The answer to this question depends on which adjuster calls you and the purpose of the call.
If the other drivers insurance company calls you, you have no duty to speak with him regarding your claim. However, with that being said, there are two types of claims in a routine car accident. The first claim relates to your property damage, which pertains to getting your car fixed or totaled. Many personal injury lawyers do not handle property damage claims. When it comes to property damage, some attorneys allow the insurance adjuster to speak with the client about the vehicle only. In these situations, the adjuster may ask you about the facts of the accident generally, but there is no reason for a recorded statement.
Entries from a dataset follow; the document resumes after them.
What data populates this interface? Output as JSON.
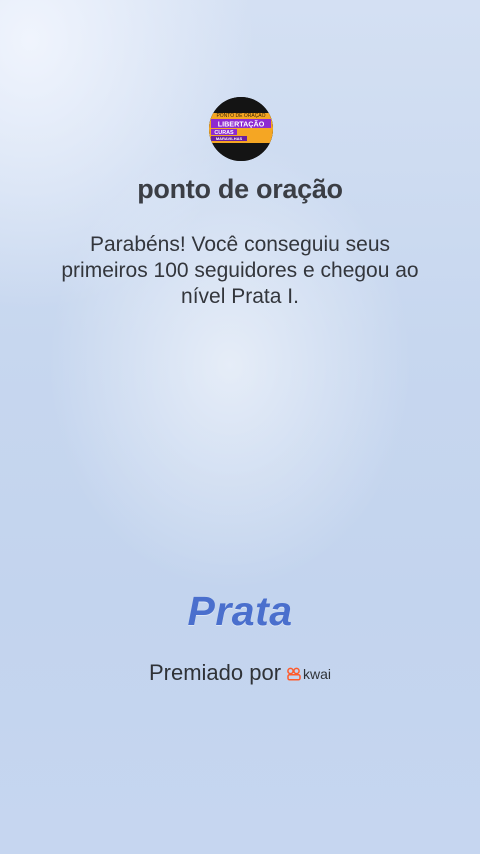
{
  "profile": {
    "avatar_lines": [
      "PONTO DE ORAÇÃO",
      "LIBERTAÇÃO",
      "CURAS",
      "MARAVILHAS"
    ],
    "name": "ponto de oração"
  },
  "message": "Parabéns! Você conseguiu seus primeiros 100 seguidores e chegou ao nível Prata I.",
  "level": "Prata",
  "award": {
    "label": "Premiado por",
    "brand": "kwai",
    "brand_icon": "kwai-logo-icon",
    "brand_color": "#ff5a2a"
  },
  "colors": {
    "level_text": "#4a6fcd",
    "avatar_banner": "#f5a623",
    "avatar_highlight": "#8e2bd1"
  }
}
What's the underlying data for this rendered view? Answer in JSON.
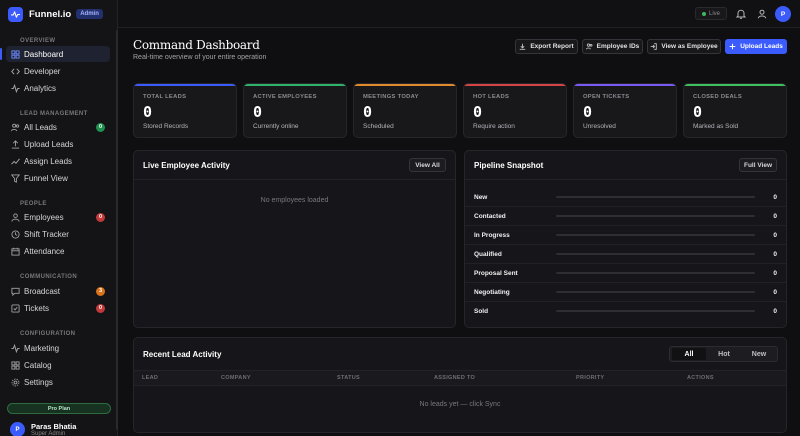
{
  "brand": {
    "name": "Funnel.io",
    "badge": "Admin"
  },
  "sidebar": {
    "sections": {
      "overview": "OVERVIEW",
      "lead_management": "LEAD MANAGEMENT",
      "people": "PEOPLE",
      "communication": "COMMUNICATION",
      "configuration": "CONFIGURATION"
    },
    "items": [
      {
        "label": "Dashboard",
        "active": true
      },
      {
        "label": "Developer"
      },
      {
        "label": "Analytics"
      },
      {
        "label": "All Leads",
        "badge": "0"
      },
      {
        "label": "Upload Leads"
      },
      {
        "label": "Assign Leads"
      },
      {
        "label": "Funnel View"
      },
      {
        "label": "Employees",
        "badge": "0"
      },
      {
        "label": "Shift Tracker"
      },
      {
        "label": "Attendance"
      },
      {
        "label": "Broadcast",
        "badge": "3"
      },
      {
        "label": "Tickets",
        "badge": "0"
      },
      {
        "label": "Marketing"
      },
      {
        "label": "Catalog"
      },
      {
        "label": "Settings"
      }
    ],
    "plan": "Pro Plan",
    "user": {
      "name": "Paras Bhatia",
      "initial": "P",
      "role": "Super Admin"
    }
  },
  "topbar": {
    "status": "Live",
    "avatar_initial": "P"
  },
  "header": {
    "title": "Command Dashboard",
    "subtitle": "Real-time overview of your entire operation",
    "buttons": {
      "export": "Export Report",
      "employee_ids": "Employee IDs",
      "view_as": "View as Employee",
      "upload": "Upload Leads"
    }
  },
  "stats": [
    {
      "label": "TOTAL LEADS",
      "value": "0",
      "desc": "Stored Records",
      "color": "#3b5bfd"
    },
    {
      "label": "ACTIVE EMPLOYEES",
      "value": "0",
      "desc": "Currently online",
      "color": "#2fb36b"
    },
    {
      "label": "MEETINGS TODAY",
      "value": "0",
      "desc": "Scheduled",
      "color": "#e08a2c"
    },
    {
      "label": "HOT LEADS",
      "value": "0",
      "desc": "Require action",
      "color": "#d64545"
    },
    {
      "label": "OPEN TICKETS",
      "value": "0",
      "desc": "Unresolved",
      "color": "#7a5af5"
    },
    {
      "label": "CLOSED DEALS",
      "value": "0",
      "desc": "Marked as Sold",
      "color": "#3fbf5f"
    }
  ],
  "employee_activity": {
    "title": "Live Employee Activity",
    "button": "View All",
    "empty": "No employees loaded"
  },
  "pipeline": {
    "title": "Pipeline Snapshot",
    "button": "Full View",
    "stages": [
      {
        "label": "New",
        "count": "0"
      },
      {
        "label": "Contacted",
        "count": "0"
      },
      {
        "label": "In Progress",
        "count": "0"
      },
      {
        "label": "Qualified",
        "count": "0"
      },
      {
        "label": "Proposal Sent",
        "count": "0"
      },
      {
        "label": "Negotiating",
        "count": "0"
      },
      {
        "label": "Sold",
        "count": "0"
      }
    ]
  },
  "recent_activity": {
    "title": "Recent Lead Activity",
    "filters": [
      "All",
      "Hot",
      "New"
    ],
    "columns": [
      "LEAD",
      "COMPANY",
      "STATUS",
      "ASSIGNED TO",
      "PRIORITY",
      "ACTIONS"
    ],
    "empty": "No leads yet — click Sync"
  }
}
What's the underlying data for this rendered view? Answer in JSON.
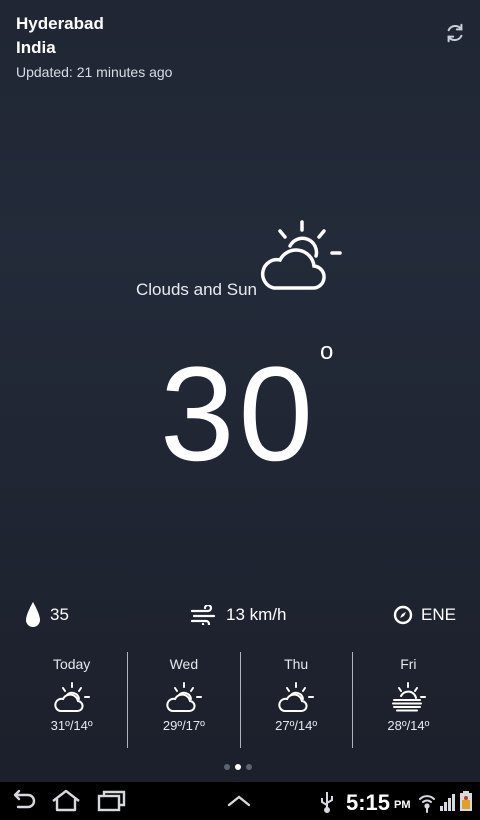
{
  "header": {
    "city": "Hyderabad",
    "country": "India",
    "updated": "Updated: 21 minutes ago"
  },
  "current": {
    "condition": "Clouds and Sun",
    "temperature": "30",
    "degree_symbol": "o"
  },
  "stats": {
    "humidity": "35",
    "wind": "13 km/h",
    "direction": "ENE"
  },
  "forecast": [
    {
      "day": "Today",
      "temps": "31º/14º"
    },
    {
      "day": "Wed",
      "temps": "29º/17º"
    },
    {
      "day": "Thu",
      "temps": "27º/14º"
    },
    {
      "day": "Fri",
      "temps": "28º/14º"
    }
  ],
  "status_bar": {
    "time": "5:15",
    "ampm": "PM"
  },
  "icons": {
    "refresh": "refresh-icon",
    "humidity": "drop-icon",
    "wind": "wind-icon",
    "direction": "compass-icon",
    "condition": "partly-cloudy-icon"
  }
}
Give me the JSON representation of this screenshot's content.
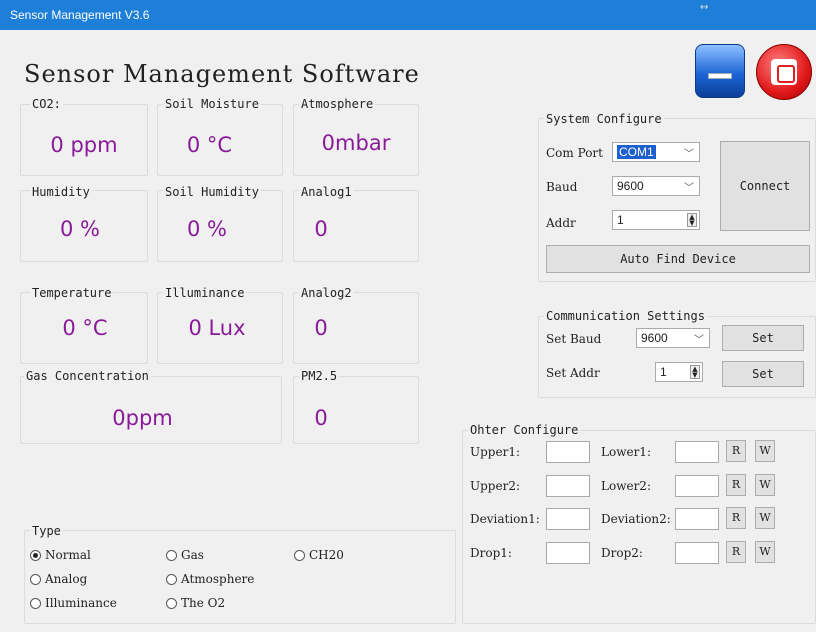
{
  "window": {
    "title": "Sensor Management V3.6",
    "resize_glyph": "↔"
  },
  "app": {
    "title": "Sensor Management Software"
  },
  "sensors": [
    {
      "label": "CO2:",
      "value": "0 ppm"
    },
    {
      "label": "Soil Moisture",
      "value": "0 °C"
    },
    {
      "label": "Atmosphere",
      "value": "0mbar"
    },
    {
      "label": "Humidity",
      "value": "0 %"
    },
    {
      "label": "Soil Humidity",
      "value": "0 %"
    },
    {
      "label": "Analog1",
      "value": "0"
    },
    {
      "label": "Temperature",
      "value": "0 °C"
    },
    {
      "label": "Illuminance",
      "value": "0 Lux"
    },
    {
      "label": "Analog2",
      "value": "0"
    },
    {
      "label": "Gas Concentration",
      "value": "0ppm"
    },
    {
      "label": "PM2.5",
      "value": "0"
    }
  ],
  "system_configure": {
    "title": "System Configure",
    "com_port_label": "Com Port",
    "com_port_value": "COM1",
    "baud_label": "Baud",
    "baud_value": "9600",
    "addr_label": "Addr",
    "addr_value": "1",
    "connect_label": "Connect",
    "auto_find_label": "Auto Find Device"
  },
  "communication_settings": {
    "title": "Communication Settings",
    "set_baud_label": "Set Baud",
    "set_baud_value": "9600",
    "set_addr_label": "Set Addr",
    "set_addr_value": "1",
    "set_label": "Set"
  },
  "other_configure": {
    "title": "Ohter Configure",
    "rows": [
      {
        "left": "Upper1:",
        "right": "Lower1:"
      },
      {
        "left": "Upper2:",
        "right": "Lower2:"
      },
      {
        "left": "Deviation1:",
        "right": "Deviation2:"
      },
      {
        "left": "Drop1:",
        "right": "Drop2:"
      }
    ],
    "r_label": "R",
    "w_label": "W"
  },
  "type": {
    "title": "Type",
    "options": [
      "Normal",
      "Gas",
      "CH20",
      "Analog",
      "Atmosphere",
      "Illuminance",
      "The O2"
    ],
    "selected": "Normal"
  }
}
Regarding an injury claim, it is not advisable to give a recorded statement to the adverse drivers insurance company. You may want to talk to the adjuster informally about the facts of the accident, but a recorded statement is out of the question for my clients.
If youve been injured in the accident, you will need to open a PIP (personal injury protection) claim, which will pay for your initial medical expenses. Your insurance adjuster has an absolute right to take a record statement under the terms of your insurance policy. Insurance policies have two clauses that apply in this situation: (1) the duty to cooperate; and (2) a specific clause that requires an insured who is making a claim under the policy to give a statement, if requested.
Sometimes folks get confused when multiple parties in an accident have the same insurance company. When this situation arises, it is important to ask who the adjuster represents when they call. If they represent the other driver, then the rules that pertain to “adverse drivers” apply. If the adjuster is the adjuster signed to “your claim”, you are required to speak to her.